Forse i Cistercensi, all’apice della loro fortuna, avvertono che la parabola ascendente sta per terminare, che un secolo di crescita vertiginoso rischia di volgere al termine, che il loro ruolo di fedeli alleati del papato sta per essere soppiantato dagli emergenti Ordini mendicanti.
Forse sono consapevoli che l’insegnamento del padre materiale e spirituale del loro ordine, san Bernardo, teorico della Militia Christi, predicatore di crociate, giudice implacabile dell’eresia, ha, ormai, fatto il suo tempo, che sia necessaria una visione pacificatrice della fede, che l’ordine non possa e non debba più riconoscersi in ramificazioni di natura militare che esso stesso ha contribuito a creare, come quella dei cavalieri Templari.
La Terrasanta é persa per sempre.
Dopo la ricaduta di Gerusalemme in mani musulmane, nel 1187, e la lenta e progressiva perdita di tutti i capisaldi che ne costituivano il regno, ai crociati resta solo Acri fino al 1291 a rappresentare una corona ormai senza più alcun valore reale.

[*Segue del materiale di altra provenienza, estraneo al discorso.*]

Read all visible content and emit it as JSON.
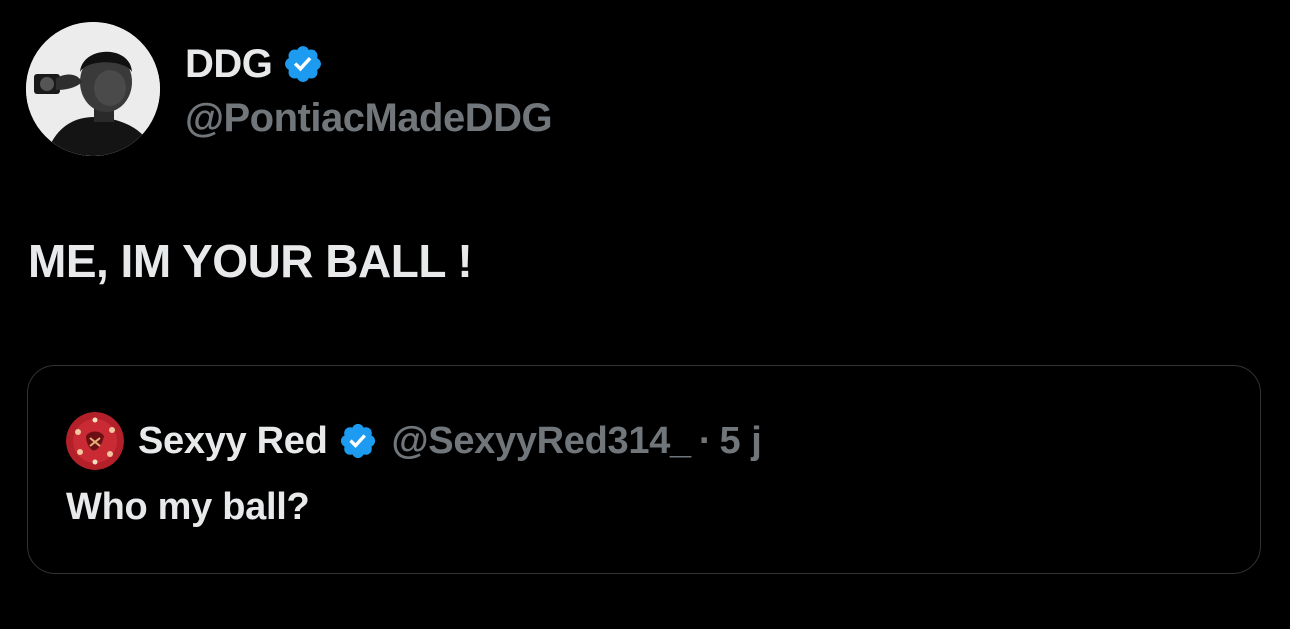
{
  "tweet": {
    "author": {
      "display_name": "DDG",
      "handle": "@PontiacMadeDDG",
      "verified": true,
      "avatar_icon": "profile-photo"
    },
    "text": "ME, IM YOUR BALL !"
  },
  "quoted_tweet": {
    "author": {
      "display_name": "Sexyy Red",
      "handle": "@SexyyRed314_",
      "verified": true,
      "avatar_icon": "profile-photo"
    },
    "separator": "·",
    "timestamp": "5 j",
    "text": "Who my ball?"
  },
  "colors": {
    "background": "#000000",
    "primary_text": "#e7e9ea",
    "secondary_text": "#71767b",
    "verified_badge": "#1d9bf0",
    "card_border": "#2f3336"
  }
}
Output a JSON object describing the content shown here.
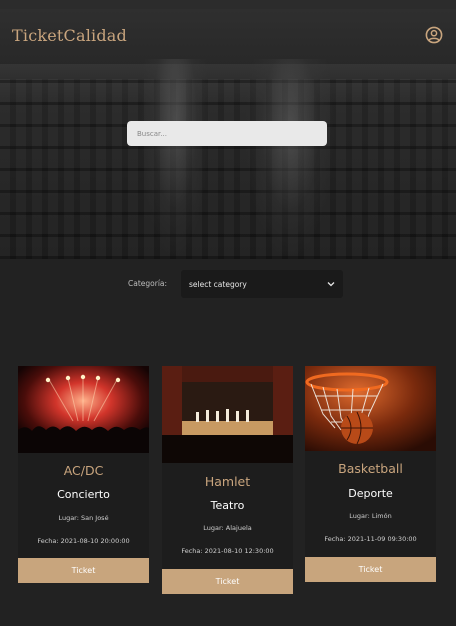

L’immagine dell’infedele che si può solo scacciare o uccidere é già superata nell’idea di crociata che san Francesco porta con sé nel 1220.
Terminate le grandi spinte centrifughe che ne hanno determinato l’espansione durante tutto il secolo, l’occidente torna a ripiegarsi su sé stesso, consolida le trasformazioni, avvia un processo di assoluta identificazione con l’idea di cristianità che, pur tra mille strappi e insidie, giungerà sino a noi, sostanzialmente intatta.

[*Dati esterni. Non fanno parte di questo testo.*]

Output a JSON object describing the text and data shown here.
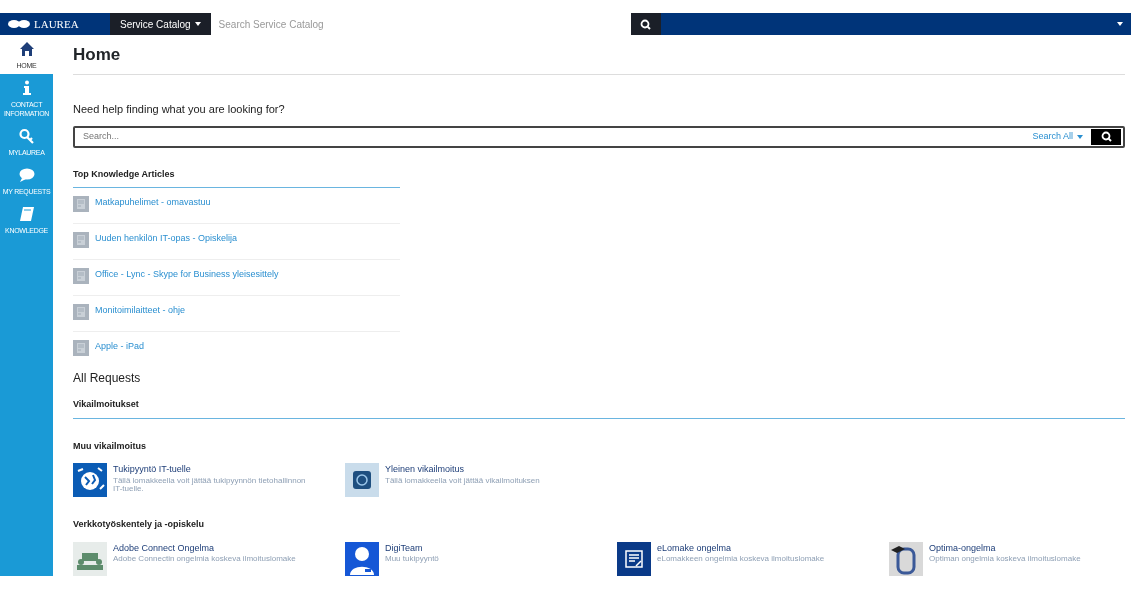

Solo in questi ultimi anni é stato possibile porre in discussione istituzioni cardine, come ad esempio quella della famiglia, riuscendo però, solo e soltanto, a discuterne e modificarne in parte regole, non certo i contenuti di fondo.

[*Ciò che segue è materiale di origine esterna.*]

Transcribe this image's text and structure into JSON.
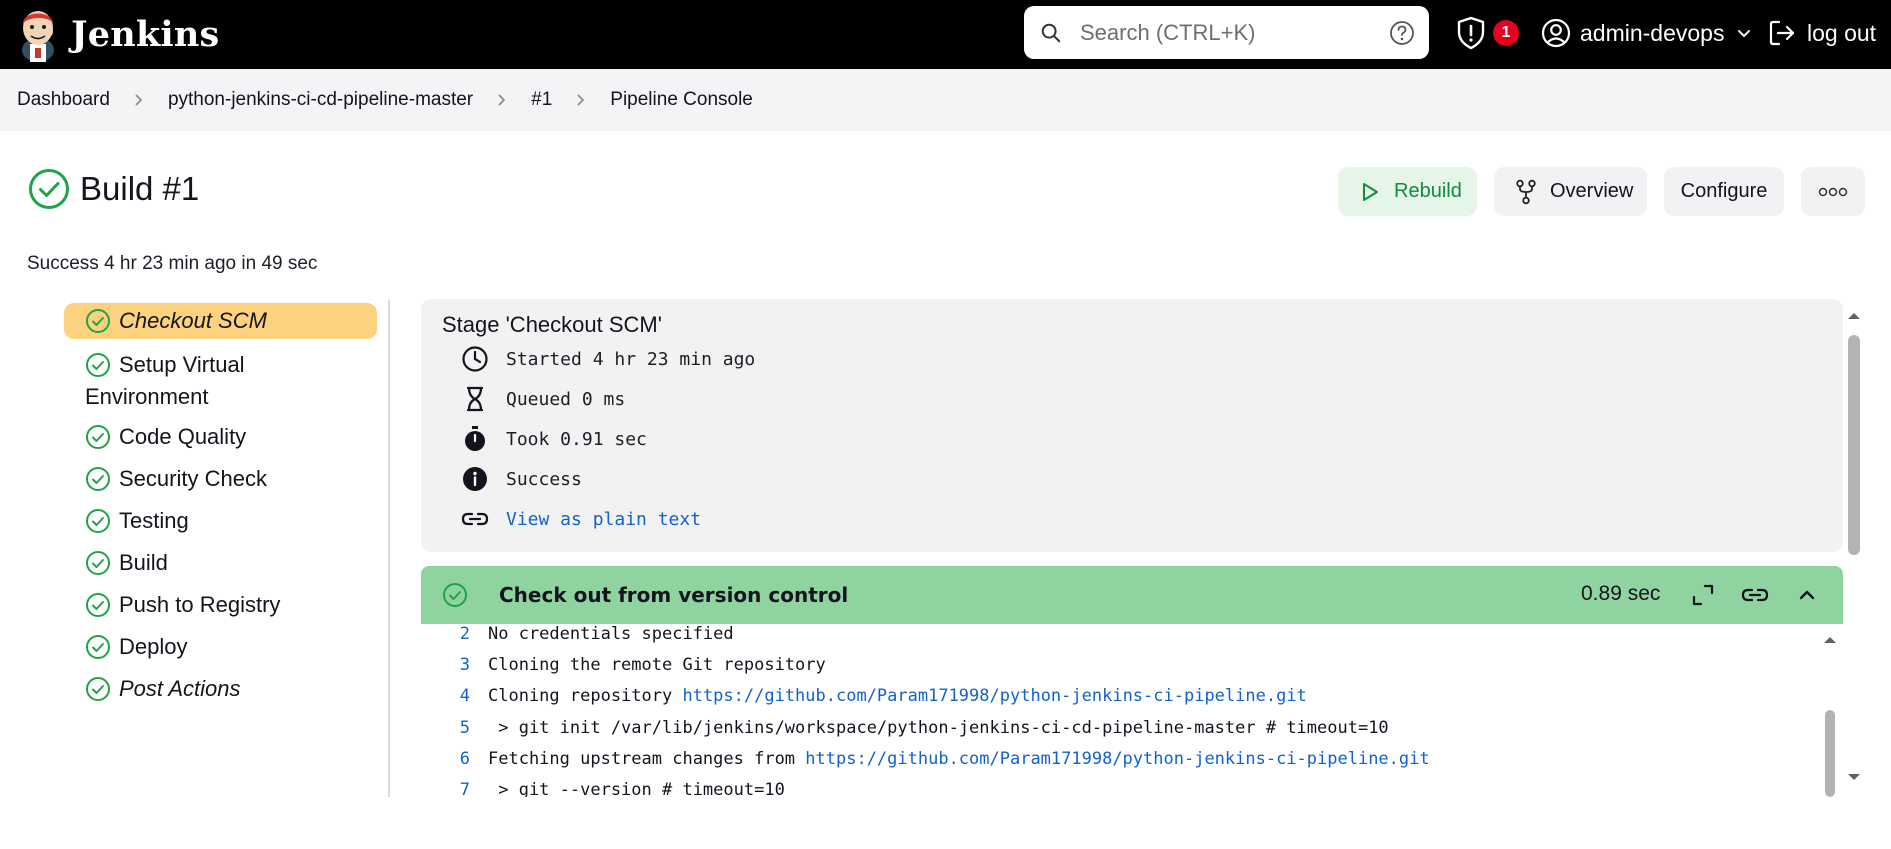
{
  "app": {
    "name": "Jenkins"
  },
  "search": {
    "placeholder": "Search (CTRL+K)"
  },
  "notifications": {
    "count": "1"
  },
  "user": {
    "name": "admin-devops"
  },
  "logout": {
    "label": "log out"
  },
  "breadcrumb": [
    "Dashboard",
    "python-jenkins-ci-cd-pipeline-master",
    "#1",
    "Pipeline Console"
  ],
  "build": {
    "title": "Build #1",
    "status_line": "Success 4 hr 23 min ago in 49 sec"
  },
  "actions": {
    "rebuild": "Rebuild",
    "overview": "Overview",
    "configure": "Configure"
  },
  "stages": [
    {
      "label": "Checkout SCM",
      "status": "success"
    },
    {
      "label_line1": "Setup Virtual",
      "label_line2": "Environment",
      "status": "success"
    },
    {
      "label": "Code Quality",
      "status": "success"
    },
    {
      "label": "Security Check",
      "status": "success"
    },
    {
      "label": "Testing",
      "status": "success"
    },
    {
      "label": "Build",
      "status": "success"
    },
    {
      "label": "Push to Registry",
      "status": "success"
    },
    {
      "label": "Deploy",
      "status": "success"
    },
    {
      "label": "Post Actions",
      "status": "success"
    }
  ],
  "stage_detail": {
    "title": "Stage 'Checkout SCM'",
    "started": "Started 4 hr 23 min ago",
    "queued": "Queued 0 ms",
    "took": "Took 0.91 sec",
    "result": "Success",
    "plain_text_link": "View as plain text"
  },
  "step": {
    "title": "Check out from version control",
    "duration": "0.89 sec"
  },
  "log": [
    {
      "n": "2",
      "text": "No credentials specified"
    },
    {
      "n": "3",
      "text": "Cloning the remote Git repository"
    },
    {
      "n": "4",
      "text": "Cloning repository ",
      "link": "https://github.com/Param171998/python-jenkins-ci-pipeline.git"
    },
    {
      "n": "5",
      "text": " > git init /var/lib/jenkins/workspace/python-jenkins-ci-cd-pipeline-master # timeout=10"
    },
    {
      "n": "6",
      "text": "Fetching upstream changes from ",
      "link": "https://github.com/Param171998/python-jenkins-ci-pipeline.git"
    },
    {
      "n": "7",
      "text": " > git --version # timeout=10"
    }
  ],
  "colors": {
    "topbar": "#000000",
    "success": "#1ea446",
    "active_stage": "#fcd27f",
    "step_header": "#8fd3a1",
    "link": "#1162cc",
    "badge": "#e6001f"
  }
}
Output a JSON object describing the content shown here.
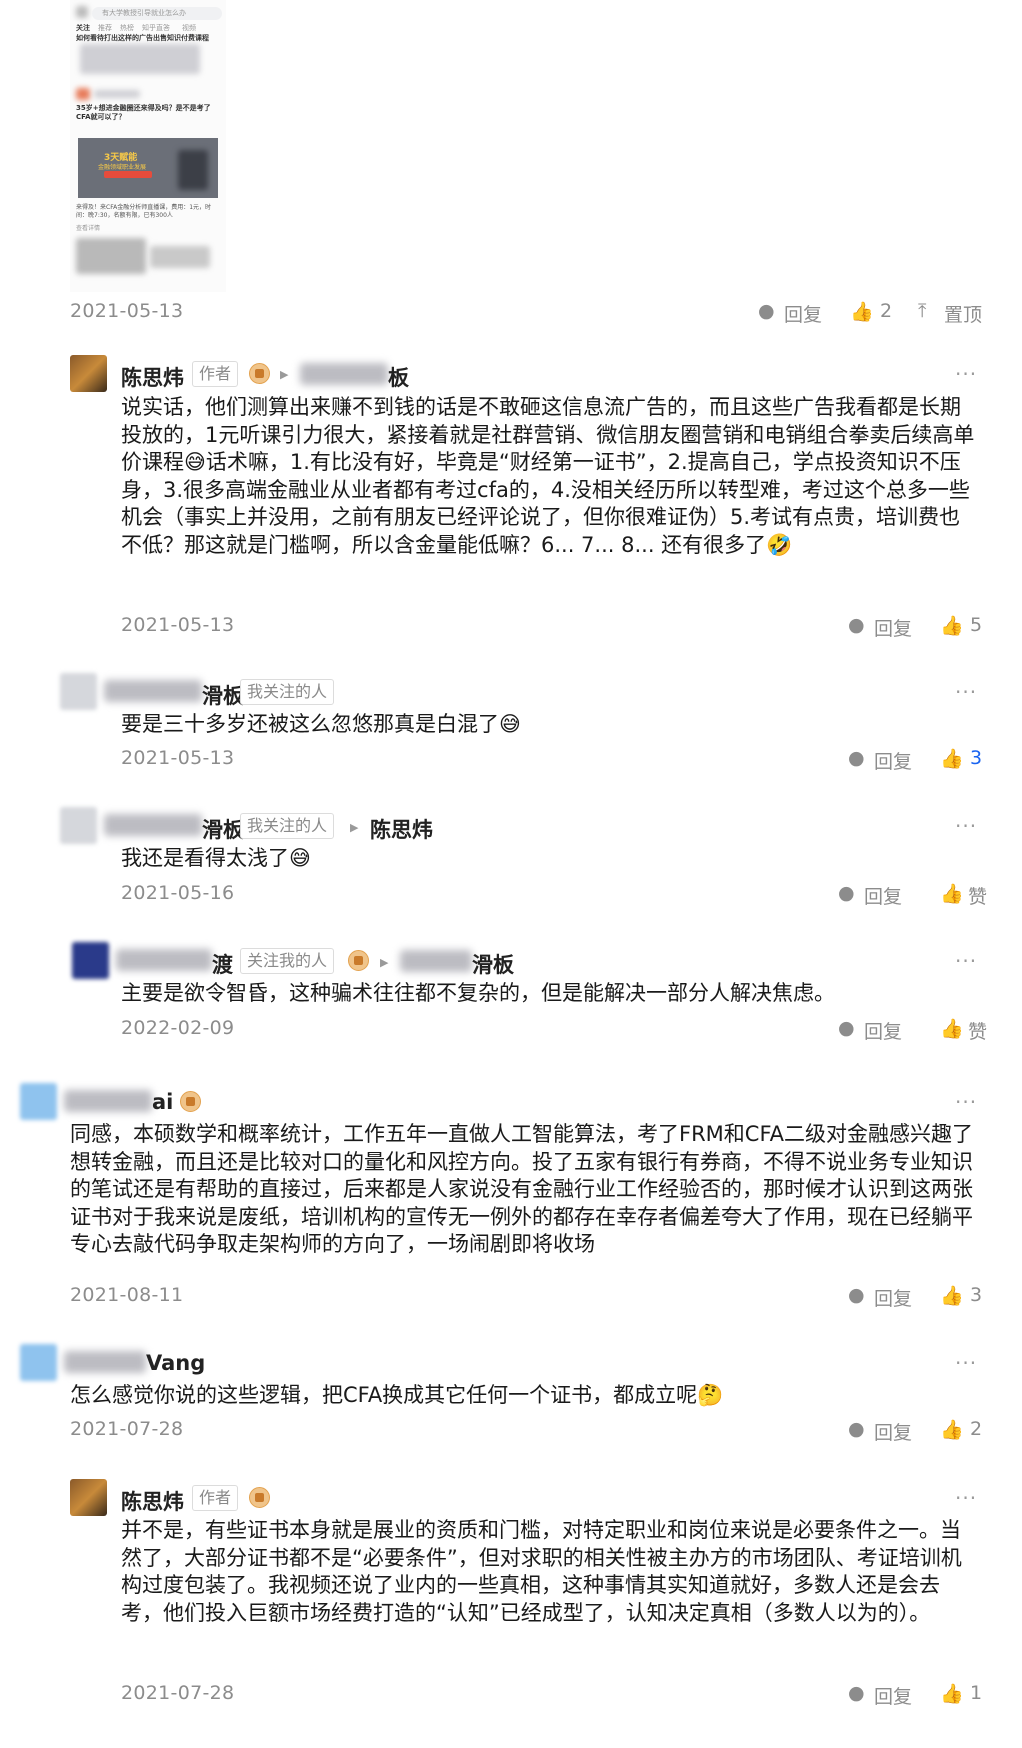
{
  "embedded_screenshot": {
    "tabs": [
      "关注",
      "推荐",
      "热榜",
      "知乎直答",
      "视频"
    ],
    "search_placeholder": "有大学教授引导就业怎么办",
    "headline": "如何看待打出这样的广告出售知识付费课程",
    "post_line": "35岁+想进金融圈还来得及吗？是不是考了CFA就可以了？",
    "ad_title": "3天赋能",
    "ad_subtitle": "金融领域职业发展",
    "ad_caption": "来得及！来CFA金融分析师直播课，费用：1元，时间：晚7:30，名额有限，已有300人",
    "ad_link": "查看详情"
  },
  "top_item": {
    "date": "2021-05-13",
    "reply_label": "回复",
    "like_count": "2",
    "pin_label": "置顶"
  },
  "comments": [
    {
      "author": "陈思炜",
      "author_tag": "作者",
      "reply_to_suffix": "板",
      "text": "说实话，他们测算出来赚不到钱的话是不敢砸这信息流广告的，而且这些广告我看都是长期投放的，1元听课引力很大，紧接着就是社群营销、微信朋友圈营销和电销组合拳卖后续高单价课程😅话术嘛，1.有比没有好，毕竟是“财经第一证书”，2.提高自己，学点投资知识不压身，3.很多高端金融业从业者都有考过cfa的，4.没相关经历所以转型难，考过这个总多一些机会（事实上并没用，之前有朋友已经评论说了，但你很难证伪）5.考试有点贵，培训费也不低？那这就是门槛啊，所以含金量能低嘛？6... 7... 8... 还有很多了🤣",
      "date": "2021-05-13",
      "reply_label": "回复",
      "like": "5"
    },
    {
      "author_suffix": "滑板",
      "author_tag": "我关注的人",
      "text": "要是三十多岁还被这么忽悠那真是白混了😅",
      "date": "2021-05-13",
      "reply_label": "回复",
      "like": "3"
    },
    {
      "author_suffix": "滑板",
      "author_tag": "我关注的人",
      "reply_to": "陈思炜",
      "text": "我还是看得太浅了😅",
      "date": "2021-05-16",
      "reply_label": "回复",
      "like": "赞"
    },
    {
      "author_suffix": "渡",
      "author_tag": "关注我的人",
      "reply_to_suffix": "滑板",
      "text": "主要是欲令智昏，这种骗术往往都不复杂的，但是能解决一部分人解决焦虑。",
      "date": "2022-02-09",
      "reply_label": "回复",
      "like": "赞"
    },
    {
      "author_suffix": "ai",
      "text": "同感，本硕数学和概率统计，工作五年一直做人工智能算法，考了FRM和CFA二级对金融感兴趣了想转金融，而且还是比较对口的量化和风控方向。投了五家有银行有券商，不得不说业务专业知识的笔试还是有帮助的直接过，后来都是人家说没有金融行业工作经验否的，那时候才认识到这两张证书对于我来说是废纸，培训机构的宣传无一例外的都存在幸存者偏差夸大了作用，现在已经躺平专心去敲代码争取走架构师的方向了，一场闹剧即将收场",
      "date": "2021-08-11",
      "reply_label": "回复",
      "like": "3"
    },
    {
      "author_suffix": "Vang",
      "text": "怎么感觉你说的这些逻辑，把CFA换成其它任何一个证书，都成立呢🤔",
      "date": "2021-07-28",
      "reply_label": "回复",
      "like": "2"
    },
    {
      "author": "陈思炜",
      "author_tag": "作者",
      "text": "并不是，有些证书本身就是展业的资质和门槛，对特定职业和岗位来说是必要条件之一。当然了，大部分证书都不是“必要条件”，但对求职的相关性被主办方的市场团队、考证培训机构过度包装了。我视频还说了业内的一些真相，这种事情其实知道就好，多数人还是会去考，他们投入巨额市场经费打造的“认知”已经成型了，认知决定真相（多数人以为的）。",
      "date": "2021-07-28",
      "reply_label": "回复",
      "like": "1"
    }
  ],
  "colors": {
    "accent": "#1a64f0",
    "muted": "#8c8c8c",
    "text": "#1a1a1a"
  },
  "icons": [
    "comment-icon",
    "thumb-up-icon",
    "pin-icon",
    "more-icon",
    "verified-badge-icon",
    "triangle-arrow-icon"
  ]
}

Chiesa, stato, famiglia: capisaldi della gerarchia, pilastri del potere, un mondo forse più civile, ma anche più imbrigliato, meno libero, meno creativo, infisso anch’esso in una roccia con un gesto che, in fondo, é anche rinuncia, nel significato più completo e negativo del termine.
Interrogarsi su Galgano é come fare esplodere una bomba a frammentazione e, poi, sperare di ricomporla, pezzo per pezzo.
Ogni frammento obbliga ad una analisi approfondita: dimensioni, peso, forma; come per un gigantesco puzzle di tasselli di vita, di cui si ignora l’immagine totale.
Domande senza risposte, risposte senza domande, in un turbinio di riflessioni e pensieri difficilmente lineari e coerenti.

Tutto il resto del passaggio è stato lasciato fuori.